Dual and Double Majors
Many students opt for a double or a dual major in French Studies and Francophone and another discipline (e.g., art, art history, sociology, psychology, European studies, politics, economics, history, etc.) to enhance their diplomas and resumes. Courses that count for the major or the minor have to be taught in French, in Claremont or abroad. In contrast to the double major, the dual major requires only one thesis (which may be written in English, although the student is encouraged to write in French, second reader permitting). Whereas the minor in French Studies allows the student to count only three courses taken in France or another francophone country, the dual major allows the student to count four. Students may also double count two courses toward their respective disciplines when pursuing either double or dual majors.
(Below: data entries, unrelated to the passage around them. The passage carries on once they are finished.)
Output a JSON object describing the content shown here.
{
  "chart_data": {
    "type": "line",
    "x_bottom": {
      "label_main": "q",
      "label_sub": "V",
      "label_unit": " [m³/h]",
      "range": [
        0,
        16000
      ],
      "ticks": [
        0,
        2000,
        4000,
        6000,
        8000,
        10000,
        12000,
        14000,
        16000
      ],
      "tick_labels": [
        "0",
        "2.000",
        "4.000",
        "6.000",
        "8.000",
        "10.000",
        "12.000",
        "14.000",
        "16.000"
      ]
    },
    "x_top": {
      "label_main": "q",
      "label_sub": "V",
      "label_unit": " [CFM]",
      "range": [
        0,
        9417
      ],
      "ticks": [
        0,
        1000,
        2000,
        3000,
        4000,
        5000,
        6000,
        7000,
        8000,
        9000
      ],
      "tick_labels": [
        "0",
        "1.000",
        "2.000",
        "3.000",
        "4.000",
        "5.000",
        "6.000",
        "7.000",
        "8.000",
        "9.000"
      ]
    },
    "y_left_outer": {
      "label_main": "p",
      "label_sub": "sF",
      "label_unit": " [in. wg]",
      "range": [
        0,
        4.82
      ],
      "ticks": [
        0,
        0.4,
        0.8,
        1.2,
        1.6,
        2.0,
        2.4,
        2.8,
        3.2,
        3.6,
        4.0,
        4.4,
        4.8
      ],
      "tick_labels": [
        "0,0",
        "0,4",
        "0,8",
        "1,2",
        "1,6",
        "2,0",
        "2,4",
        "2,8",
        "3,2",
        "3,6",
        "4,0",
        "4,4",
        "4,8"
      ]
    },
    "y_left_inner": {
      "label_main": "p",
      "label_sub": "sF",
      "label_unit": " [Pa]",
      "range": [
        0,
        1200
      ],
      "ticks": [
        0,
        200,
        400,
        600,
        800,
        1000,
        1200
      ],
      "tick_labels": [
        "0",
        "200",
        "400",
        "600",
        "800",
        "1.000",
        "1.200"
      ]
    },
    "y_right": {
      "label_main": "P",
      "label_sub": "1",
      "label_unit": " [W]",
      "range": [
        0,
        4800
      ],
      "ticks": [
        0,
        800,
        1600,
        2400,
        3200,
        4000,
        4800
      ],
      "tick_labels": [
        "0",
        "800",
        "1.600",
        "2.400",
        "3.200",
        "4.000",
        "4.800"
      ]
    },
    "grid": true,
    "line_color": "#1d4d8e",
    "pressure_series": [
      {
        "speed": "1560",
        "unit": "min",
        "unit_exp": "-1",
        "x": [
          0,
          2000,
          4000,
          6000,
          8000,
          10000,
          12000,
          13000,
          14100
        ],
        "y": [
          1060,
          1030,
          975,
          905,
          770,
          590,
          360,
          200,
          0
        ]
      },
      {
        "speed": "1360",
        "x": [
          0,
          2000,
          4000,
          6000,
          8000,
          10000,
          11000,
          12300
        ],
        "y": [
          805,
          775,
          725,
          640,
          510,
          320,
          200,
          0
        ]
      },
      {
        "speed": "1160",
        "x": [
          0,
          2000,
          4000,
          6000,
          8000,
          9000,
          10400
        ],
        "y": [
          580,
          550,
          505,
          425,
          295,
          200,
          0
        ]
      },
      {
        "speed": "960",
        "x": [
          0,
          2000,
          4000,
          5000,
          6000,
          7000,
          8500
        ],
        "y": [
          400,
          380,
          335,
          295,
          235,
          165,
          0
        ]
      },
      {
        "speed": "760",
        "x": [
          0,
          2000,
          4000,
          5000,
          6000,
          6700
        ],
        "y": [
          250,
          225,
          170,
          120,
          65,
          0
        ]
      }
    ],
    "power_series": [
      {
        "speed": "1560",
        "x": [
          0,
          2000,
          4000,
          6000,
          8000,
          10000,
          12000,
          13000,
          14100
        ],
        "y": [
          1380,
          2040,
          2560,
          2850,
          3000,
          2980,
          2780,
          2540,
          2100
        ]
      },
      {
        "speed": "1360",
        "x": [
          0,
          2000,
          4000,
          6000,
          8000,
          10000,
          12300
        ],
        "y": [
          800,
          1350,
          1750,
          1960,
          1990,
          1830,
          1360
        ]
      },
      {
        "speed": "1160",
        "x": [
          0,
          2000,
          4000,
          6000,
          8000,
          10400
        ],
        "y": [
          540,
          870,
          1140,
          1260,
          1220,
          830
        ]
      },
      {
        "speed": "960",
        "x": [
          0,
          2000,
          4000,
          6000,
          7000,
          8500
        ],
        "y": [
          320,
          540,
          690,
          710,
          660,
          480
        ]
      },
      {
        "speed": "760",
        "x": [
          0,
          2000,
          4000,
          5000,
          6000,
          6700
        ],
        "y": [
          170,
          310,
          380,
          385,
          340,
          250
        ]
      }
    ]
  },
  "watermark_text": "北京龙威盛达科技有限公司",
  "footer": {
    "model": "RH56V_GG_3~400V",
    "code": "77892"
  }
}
Study Abroad in France (Montpellier, Nantes, Paris, Strasbourg), Belgium, Madagascar or Senegal
Study Abroad is considered an integral part of the French and Francophone Studies curriculum at Scripps, and all students of French are strongly encouraged to complement their Claremont curriculum with at least a semester stay in France, Belgium, Senegal, or Madagascar. All coursework taught in French completed abroad in the latter programs satisfies the requirements for the major or minor in French and Francophone Studies, except for most language courses. We will accept only one studio art course as well. Students must also complete at least French 44 prior to going abroad. We strongly recommend however, that students also take French 100 which will prepare them more fully to take courses in French abroad. It is also strongly recommended that students intending to go abroad take a French course every semester prior to leaving, regardless of their incoming level. Thus, first-year students entering the French curriculum at the 44 level will have completed all major/minor requirements upon their return.
Currently, students may study abroad on the following approved semester programs:
- Paris: Middlebury College Program
- Paris: Sarah Lawrence College Program
- Paris: Hamilton College Program
- Paris: IFE Paris Field Study and Internship Program
- Montpellier: University of Minnesota Integrated Studies
- Nantes: Institute for International Education of Students (IES)
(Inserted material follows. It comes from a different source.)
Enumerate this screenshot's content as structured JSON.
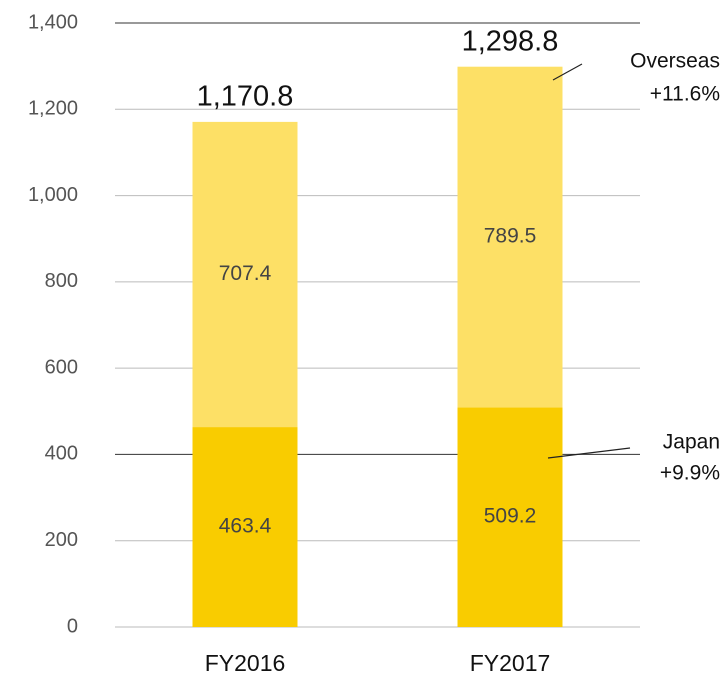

- Strasbourg: IFE Strasbourg Field Study and Internship Program
- Brussels, Belgium: IFE Brussels Field and Internship Study Program
- Fort Dauphin, Madagascar: School for International Training (SIT) Biodiversity Program
- Dakar, Senegal: University of Minnesota Integrated Studies (by petition)
Scripps has a French Corridor in the residence halls where students speak French with the residing native French assistant and with each other. The members of the corridor form the core of the French Club, which organizes activities for students of French throughout the year, including a weekly film series. Any student of The Claremont Colleges is welcome to join the French Club by signing up with the French assistants at Scripps or CMC. In addition, weekly French language tables meet in the Malott Commons (SC), Collins (CMC).
Learning Outcomes of the Program in French Studies
Department Goals and/or Objectives
Goals are broad statements that describe what the program wants to accomplish
1. Speak and understand French at the advanced level, as detailed in the ACTFL Proficiency Guidelines.
2. Read and write in French at the Advanced level (ACTFL).
3. Demonstrate an understanding of important issues, past and present, associated with French and Francophone cultures and societies.
4. Discuss in French, both orally and in writing, literary and visual texts or cultural artifacts of the French speaking world.
5. Identify, evaluate and incorporate appropriate sources in research papers, presentations and senior theses.
6. Write an advanced research senior thesis in French (or in English for dual majors) that articulates a clear and convincing argument about texts or cultural artifacts of the target culture.
Student Learning Outcomes
Outcomes describe specific knowledge, abilities, values, and attitudes students should demonstrate
SLO1: Speak and understand French at the advanced level, as detailed in the ACTFL Proficiency Guidelines.
SLO2: Read and write in French at the Advanced level (ACTFL).
SLO3: Students can synthesize knowledge in Francophone cultural influences.
SLO4: Discuss in French, both orally and in writing, literary and visual texts or cultural artifacts of the French speaking world.
SLO5: Identify, evaluate and incorporate appropriate sources in their research papers, presentations and senior theses.
SLO6: Write an advanced research senior thesis in French that articulates a clear and convincing argument about texts or cultural artifacts of the target culture.